The Presidency urged Nigerians not to use social media for expressing bitterness and hurling insults at him and other Nigerian political leaders…
The Presidency has urged Nigerians to stop making use of the new media to hurl abuses at President Goodluck Jonathan and other political leaders in the new year.
It said Nigerians, especially the youths, who are in the habit of expressing “bitterness” as well as hurling “insults” at the President should have a change of attitude in 2014.
The Presidency, through the Special Assistant to the President on New Media, Reno Omokri, stated on Twitter that if the bitter insults hurled by some Nigerians at Jonathan and other political leaders online in 2013 didn’t better their lot, they should consider not taking them into 2014.
Omokri stated that no matter how those who attack the President online intensify their efforts, “men cannot undo what God has done.”
He added that the continued expression of bitterness by some Nigerians online may go a long way in limiting their appreciation of the “possible” giant strides of the President in 2014.
He stated, “Circumstances don’t change unless behaviour changes. If bitterness and insults didn’t change your situation in 2013, don’t take them to 2014!
“In 2014, shouldn’t we use Twitter as a vehicle for exchanging ideas that focus our attention on how to better each other rather than insults?
“The circumstances surrounding his rise to power are proof that God put President Jonathan where he is and men cannot undo what God has done.
“Insults are available to everyone. They are overlooked by those who want to rise but embraced by those who want to pull the risers down.

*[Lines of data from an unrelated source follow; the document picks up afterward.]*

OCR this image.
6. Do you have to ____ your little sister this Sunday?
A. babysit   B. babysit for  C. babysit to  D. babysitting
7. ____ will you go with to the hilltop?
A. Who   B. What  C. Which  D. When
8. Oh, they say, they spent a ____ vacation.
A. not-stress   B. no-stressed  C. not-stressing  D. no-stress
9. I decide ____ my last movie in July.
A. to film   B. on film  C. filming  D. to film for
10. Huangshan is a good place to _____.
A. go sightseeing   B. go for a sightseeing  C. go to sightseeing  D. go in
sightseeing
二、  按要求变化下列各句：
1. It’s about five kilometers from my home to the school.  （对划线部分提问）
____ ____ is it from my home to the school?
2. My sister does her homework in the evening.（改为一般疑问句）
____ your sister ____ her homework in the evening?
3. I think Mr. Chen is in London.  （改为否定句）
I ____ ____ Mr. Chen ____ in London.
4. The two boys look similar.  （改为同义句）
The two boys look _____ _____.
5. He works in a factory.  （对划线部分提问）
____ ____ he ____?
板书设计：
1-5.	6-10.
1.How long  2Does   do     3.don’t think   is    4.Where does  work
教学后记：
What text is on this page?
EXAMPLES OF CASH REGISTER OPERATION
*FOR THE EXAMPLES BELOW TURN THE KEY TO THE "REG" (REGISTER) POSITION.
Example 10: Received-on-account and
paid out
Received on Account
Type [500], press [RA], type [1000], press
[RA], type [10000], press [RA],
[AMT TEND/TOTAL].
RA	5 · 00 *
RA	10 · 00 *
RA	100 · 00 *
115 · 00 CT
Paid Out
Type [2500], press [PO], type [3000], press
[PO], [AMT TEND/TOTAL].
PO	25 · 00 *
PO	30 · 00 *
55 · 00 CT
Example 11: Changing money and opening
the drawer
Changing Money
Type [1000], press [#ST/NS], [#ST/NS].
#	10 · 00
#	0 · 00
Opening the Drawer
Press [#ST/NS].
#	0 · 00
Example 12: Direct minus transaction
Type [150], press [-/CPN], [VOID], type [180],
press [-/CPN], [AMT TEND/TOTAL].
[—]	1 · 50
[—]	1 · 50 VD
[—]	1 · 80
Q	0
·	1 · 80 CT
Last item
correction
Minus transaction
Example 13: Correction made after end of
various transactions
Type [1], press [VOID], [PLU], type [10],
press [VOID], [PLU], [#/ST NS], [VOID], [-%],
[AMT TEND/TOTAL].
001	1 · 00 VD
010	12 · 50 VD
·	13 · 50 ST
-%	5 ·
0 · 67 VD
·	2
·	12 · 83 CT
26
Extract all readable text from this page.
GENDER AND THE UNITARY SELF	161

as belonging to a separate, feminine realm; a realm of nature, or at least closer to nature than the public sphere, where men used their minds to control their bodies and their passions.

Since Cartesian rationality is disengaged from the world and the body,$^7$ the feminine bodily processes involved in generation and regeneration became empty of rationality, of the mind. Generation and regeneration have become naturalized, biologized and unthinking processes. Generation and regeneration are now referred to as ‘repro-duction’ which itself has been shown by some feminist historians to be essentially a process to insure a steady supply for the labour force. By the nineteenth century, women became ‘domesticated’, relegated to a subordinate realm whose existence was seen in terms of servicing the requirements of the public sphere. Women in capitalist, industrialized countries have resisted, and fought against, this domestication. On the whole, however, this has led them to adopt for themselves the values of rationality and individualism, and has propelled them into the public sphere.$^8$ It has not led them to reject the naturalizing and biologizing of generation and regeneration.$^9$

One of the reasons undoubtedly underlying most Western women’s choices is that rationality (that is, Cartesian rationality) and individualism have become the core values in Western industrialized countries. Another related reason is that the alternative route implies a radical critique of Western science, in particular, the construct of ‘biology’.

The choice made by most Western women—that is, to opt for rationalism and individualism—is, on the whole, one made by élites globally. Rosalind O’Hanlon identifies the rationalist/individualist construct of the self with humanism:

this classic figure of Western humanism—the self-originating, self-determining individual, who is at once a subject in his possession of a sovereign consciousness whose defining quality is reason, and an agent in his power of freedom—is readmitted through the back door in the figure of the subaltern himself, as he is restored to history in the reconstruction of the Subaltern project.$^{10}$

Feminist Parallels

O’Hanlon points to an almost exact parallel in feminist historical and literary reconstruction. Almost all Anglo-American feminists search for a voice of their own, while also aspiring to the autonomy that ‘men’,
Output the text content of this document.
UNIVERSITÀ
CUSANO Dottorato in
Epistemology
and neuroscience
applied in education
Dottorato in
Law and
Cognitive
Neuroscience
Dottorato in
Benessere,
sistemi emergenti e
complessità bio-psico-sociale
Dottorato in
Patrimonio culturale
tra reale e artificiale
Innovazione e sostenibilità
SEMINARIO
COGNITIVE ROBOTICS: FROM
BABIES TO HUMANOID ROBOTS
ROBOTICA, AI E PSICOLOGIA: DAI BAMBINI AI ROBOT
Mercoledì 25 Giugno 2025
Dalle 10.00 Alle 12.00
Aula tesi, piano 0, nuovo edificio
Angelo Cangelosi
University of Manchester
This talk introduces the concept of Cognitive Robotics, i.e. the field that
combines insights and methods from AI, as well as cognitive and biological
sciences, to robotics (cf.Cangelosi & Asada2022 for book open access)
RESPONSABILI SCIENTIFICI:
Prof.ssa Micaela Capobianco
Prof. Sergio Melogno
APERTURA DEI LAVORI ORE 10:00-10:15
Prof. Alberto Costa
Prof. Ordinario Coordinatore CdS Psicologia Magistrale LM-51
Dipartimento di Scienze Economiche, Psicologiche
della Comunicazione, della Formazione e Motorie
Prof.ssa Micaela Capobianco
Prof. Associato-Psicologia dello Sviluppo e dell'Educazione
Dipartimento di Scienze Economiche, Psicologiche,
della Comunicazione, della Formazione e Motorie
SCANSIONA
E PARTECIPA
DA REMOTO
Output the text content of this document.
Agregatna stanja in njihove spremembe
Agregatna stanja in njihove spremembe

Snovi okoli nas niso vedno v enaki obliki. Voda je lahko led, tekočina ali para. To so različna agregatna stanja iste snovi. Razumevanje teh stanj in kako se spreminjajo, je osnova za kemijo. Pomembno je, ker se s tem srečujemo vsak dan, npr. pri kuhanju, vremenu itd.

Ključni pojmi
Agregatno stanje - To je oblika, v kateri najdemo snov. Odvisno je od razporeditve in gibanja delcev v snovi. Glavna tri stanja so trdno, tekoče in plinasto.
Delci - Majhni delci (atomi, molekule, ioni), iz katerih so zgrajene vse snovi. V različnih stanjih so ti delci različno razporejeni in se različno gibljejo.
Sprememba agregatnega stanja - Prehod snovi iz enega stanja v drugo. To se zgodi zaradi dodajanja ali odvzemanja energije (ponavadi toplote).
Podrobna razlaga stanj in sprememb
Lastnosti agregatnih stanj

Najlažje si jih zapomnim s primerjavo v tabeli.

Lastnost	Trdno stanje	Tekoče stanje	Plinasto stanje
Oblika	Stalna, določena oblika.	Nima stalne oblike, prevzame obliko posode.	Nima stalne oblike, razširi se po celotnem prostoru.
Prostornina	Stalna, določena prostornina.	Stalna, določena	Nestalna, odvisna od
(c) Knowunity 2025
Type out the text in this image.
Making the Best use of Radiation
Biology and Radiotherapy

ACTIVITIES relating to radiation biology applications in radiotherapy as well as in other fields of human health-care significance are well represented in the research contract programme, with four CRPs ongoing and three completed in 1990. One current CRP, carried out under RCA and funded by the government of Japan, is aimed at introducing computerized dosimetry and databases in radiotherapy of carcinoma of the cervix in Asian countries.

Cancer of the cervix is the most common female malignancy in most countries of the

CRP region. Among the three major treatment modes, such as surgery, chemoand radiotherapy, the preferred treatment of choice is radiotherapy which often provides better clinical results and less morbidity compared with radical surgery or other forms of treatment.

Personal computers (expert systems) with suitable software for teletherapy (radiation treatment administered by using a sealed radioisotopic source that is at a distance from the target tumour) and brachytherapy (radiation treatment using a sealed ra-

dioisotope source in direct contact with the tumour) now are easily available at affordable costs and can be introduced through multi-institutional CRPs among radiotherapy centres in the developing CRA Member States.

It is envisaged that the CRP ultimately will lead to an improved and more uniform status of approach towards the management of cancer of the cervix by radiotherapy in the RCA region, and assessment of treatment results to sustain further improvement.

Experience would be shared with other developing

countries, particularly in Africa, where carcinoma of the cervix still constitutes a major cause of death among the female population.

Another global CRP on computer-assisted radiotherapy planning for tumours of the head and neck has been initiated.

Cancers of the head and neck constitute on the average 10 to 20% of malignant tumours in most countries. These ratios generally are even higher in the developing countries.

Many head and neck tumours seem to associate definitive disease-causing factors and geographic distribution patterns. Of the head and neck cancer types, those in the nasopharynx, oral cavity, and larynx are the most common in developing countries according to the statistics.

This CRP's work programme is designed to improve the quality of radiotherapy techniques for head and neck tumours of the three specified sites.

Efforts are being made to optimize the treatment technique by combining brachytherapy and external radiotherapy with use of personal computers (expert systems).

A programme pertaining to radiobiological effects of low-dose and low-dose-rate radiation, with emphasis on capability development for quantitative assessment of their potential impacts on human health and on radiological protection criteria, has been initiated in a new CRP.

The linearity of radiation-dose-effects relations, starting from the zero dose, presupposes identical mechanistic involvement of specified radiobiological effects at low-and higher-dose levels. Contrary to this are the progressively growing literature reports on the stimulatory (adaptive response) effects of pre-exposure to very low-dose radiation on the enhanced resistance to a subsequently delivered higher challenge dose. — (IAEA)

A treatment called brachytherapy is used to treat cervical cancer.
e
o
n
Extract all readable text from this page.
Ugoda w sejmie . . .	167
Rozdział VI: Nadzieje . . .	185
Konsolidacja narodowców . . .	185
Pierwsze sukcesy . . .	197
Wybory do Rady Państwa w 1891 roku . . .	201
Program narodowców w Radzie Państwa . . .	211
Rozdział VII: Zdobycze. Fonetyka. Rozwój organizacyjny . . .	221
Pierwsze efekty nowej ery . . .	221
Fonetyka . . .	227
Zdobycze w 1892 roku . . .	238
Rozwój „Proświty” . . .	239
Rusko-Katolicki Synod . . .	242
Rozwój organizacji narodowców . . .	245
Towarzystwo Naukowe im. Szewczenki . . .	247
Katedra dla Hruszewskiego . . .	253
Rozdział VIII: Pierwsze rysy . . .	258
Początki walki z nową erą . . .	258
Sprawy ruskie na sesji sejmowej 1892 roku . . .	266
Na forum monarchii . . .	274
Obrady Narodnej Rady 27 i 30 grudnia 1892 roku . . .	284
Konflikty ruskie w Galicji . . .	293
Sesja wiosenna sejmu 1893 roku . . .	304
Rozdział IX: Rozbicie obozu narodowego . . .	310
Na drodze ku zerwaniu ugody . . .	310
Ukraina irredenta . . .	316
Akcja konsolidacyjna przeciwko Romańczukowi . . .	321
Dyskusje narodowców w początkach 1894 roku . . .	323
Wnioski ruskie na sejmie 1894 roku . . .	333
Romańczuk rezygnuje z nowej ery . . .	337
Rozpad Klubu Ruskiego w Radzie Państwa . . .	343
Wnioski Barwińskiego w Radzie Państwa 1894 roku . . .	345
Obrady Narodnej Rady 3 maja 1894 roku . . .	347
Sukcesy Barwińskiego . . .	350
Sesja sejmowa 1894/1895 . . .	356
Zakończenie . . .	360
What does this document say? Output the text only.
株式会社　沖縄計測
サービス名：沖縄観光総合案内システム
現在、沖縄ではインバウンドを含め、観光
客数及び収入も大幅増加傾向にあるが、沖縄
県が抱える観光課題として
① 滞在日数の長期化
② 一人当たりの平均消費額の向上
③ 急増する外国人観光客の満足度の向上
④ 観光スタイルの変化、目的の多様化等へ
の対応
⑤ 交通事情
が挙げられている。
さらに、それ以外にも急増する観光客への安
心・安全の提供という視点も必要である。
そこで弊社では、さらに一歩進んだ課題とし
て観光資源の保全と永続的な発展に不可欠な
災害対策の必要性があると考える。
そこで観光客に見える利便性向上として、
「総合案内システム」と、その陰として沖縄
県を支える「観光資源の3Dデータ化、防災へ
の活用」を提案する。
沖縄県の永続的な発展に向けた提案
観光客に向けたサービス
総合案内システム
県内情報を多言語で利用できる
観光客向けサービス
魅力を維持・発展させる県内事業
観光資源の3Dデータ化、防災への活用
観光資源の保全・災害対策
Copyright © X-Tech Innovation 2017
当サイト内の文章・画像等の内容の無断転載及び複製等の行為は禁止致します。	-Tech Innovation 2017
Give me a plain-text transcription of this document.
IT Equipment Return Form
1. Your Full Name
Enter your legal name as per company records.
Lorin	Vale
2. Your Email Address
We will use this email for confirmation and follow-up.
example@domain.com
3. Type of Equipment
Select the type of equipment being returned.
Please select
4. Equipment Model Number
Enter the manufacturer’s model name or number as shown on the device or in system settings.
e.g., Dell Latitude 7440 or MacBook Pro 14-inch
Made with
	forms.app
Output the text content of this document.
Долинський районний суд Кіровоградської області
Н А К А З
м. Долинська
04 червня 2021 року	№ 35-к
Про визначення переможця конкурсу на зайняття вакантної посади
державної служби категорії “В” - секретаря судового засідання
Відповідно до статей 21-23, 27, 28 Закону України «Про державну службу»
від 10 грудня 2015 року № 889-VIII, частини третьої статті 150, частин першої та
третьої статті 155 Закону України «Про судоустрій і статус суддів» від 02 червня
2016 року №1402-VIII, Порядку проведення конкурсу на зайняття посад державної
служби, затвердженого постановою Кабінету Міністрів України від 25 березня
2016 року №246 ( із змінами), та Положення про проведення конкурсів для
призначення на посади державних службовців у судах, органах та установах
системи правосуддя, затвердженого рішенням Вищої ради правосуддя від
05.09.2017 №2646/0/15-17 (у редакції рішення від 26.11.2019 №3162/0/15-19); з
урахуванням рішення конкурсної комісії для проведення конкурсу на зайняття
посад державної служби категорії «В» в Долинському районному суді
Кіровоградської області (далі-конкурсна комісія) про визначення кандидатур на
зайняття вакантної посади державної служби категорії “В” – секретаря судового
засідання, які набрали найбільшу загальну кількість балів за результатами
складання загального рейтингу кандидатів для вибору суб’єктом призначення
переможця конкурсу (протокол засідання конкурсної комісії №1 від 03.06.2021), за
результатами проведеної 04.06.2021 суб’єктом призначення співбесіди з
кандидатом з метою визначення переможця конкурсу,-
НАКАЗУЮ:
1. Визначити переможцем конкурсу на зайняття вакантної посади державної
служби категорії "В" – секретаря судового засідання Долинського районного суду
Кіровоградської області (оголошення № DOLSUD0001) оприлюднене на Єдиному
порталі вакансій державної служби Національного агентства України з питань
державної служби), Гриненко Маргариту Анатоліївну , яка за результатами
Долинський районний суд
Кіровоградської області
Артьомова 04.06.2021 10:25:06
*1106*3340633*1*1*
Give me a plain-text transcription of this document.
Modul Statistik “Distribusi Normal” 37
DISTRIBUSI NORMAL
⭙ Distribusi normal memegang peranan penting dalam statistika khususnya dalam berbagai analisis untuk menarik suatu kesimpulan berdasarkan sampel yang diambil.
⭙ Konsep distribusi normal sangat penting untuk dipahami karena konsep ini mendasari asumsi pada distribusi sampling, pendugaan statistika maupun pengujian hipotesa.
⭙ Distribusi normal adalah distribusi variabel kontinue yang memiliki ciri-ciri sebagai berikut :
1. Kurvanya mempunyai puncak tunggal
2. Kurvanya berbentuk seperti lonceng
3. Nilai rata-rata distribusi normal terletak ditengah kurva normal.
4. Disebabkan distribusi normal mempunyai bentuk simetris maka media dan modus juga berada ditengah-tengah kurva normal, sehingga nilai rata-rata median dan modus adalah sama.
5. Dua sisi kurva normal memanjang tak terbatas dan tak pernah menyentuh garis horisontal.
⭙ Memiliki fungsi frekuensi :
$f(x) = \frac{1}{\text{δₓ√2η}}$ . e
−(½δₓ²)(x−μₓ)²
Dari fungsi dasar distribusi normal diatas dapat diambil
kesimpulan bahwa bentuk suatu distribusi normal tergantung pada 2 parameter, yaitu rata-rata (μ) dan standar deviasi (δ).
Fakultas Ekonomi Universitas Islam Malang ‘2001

“Ideas lead to cooperation and expand our sense of what is possible. Insults lead to isolation, thus limiting our sense of what is possible.”
But Nigerians have since responded to the allegations of online assault on the President and other officials in the Presidency, saying the majority of the said “insults” were aimed at making them focused on the business of governance.
One Fola Ademosu urged the President to endure the “insults” in as much as he and his team have yet to deliver on the much desired dividends of democracy. According to him, Nigerians have also been enduring “insults” from the Presidency as a result of ‘misgovernance’.
“It is the same insults we endure seeing political masqueraders trivialise governance and turn the country into their personal fiefdom,” Ademosu said.
Another respondent on Twitter, Aminu Bawa, asked the Presidency if it was “haram” for public officials to be insulted for failing in their respective constitutional duties.
He stated that if the President or any member of his team are no longer ready to stomach the “insults,” they should take the bull by the horns by turning in their resignation letters.
“Are insults haram for public officials? Nobody pays them to abuse taxpayers! If you can’t stand the heat get out of the kitchen,” Bawa said.
Some Twitter users who caught up with the Presidency’s advice online provided it with a way out of the “insults.” Folarin, another respondent, tweeted, “Let all our leaders do what the masses can see and not some achievements on papers. The perceived insults are the only way to show their (Nigerians) displeasure and nothing more.”
Also, Ahmed Umar, who dismissed the Presidency’s admonition as an “unsolicited advice” wrote, “Show decisiveness, capacity, competence and leadership and see if the insults don’t fizzle out.”
Meanwhile, a former member of the House of Representatives, Dino Melaye, has urged Nigerians to “wake up from their slumber” with a view to tackling “our tormentors and oppressors.”
In his New Year Message, the former lawmaker wrote, “2014 will be better than 2013 for you. May God heal our land and fix all our tormentors and oppressors.
“May those corrupting the country and thereby destroying us as a people experience the hand of God this year. May Nigerians wake up from their slumber and gullibility and begin to agitate for change. It is well with us a people and nation.”
Also, a former Minister of Education, Dr. Obiageli Ezekwesili, said only “mature response” to citizens’ demands for accountability would be the most “viable option” for the Presidency in the new year.
Ezekwesili, who said she had “many great moments” making use of Twitter in the just concluded year, said Nigerians should push for more stronger engagement with the government on various social platforms.
She said the Presidency should desist from name calling in 2014 and respond to citizens’ demands with facts.
Ezekwesili tweeted, “For Citizens, 2014 must be the year of even stronger engagement with our democracy and much deeper scrutiny of governance. For governments at all levels, 2014 is a year that only mature response to citizens’ demand for accountability will be the most viable option!
“For the National Assembly, which is the central symbol of our being a democracy, 2014 has to be a defining period in your relationship with citizens. For the Federal Government, 2014 leaves no room for “name call” and ignoring of the substance of any citizens’ demand for accountability. Respond without facts.”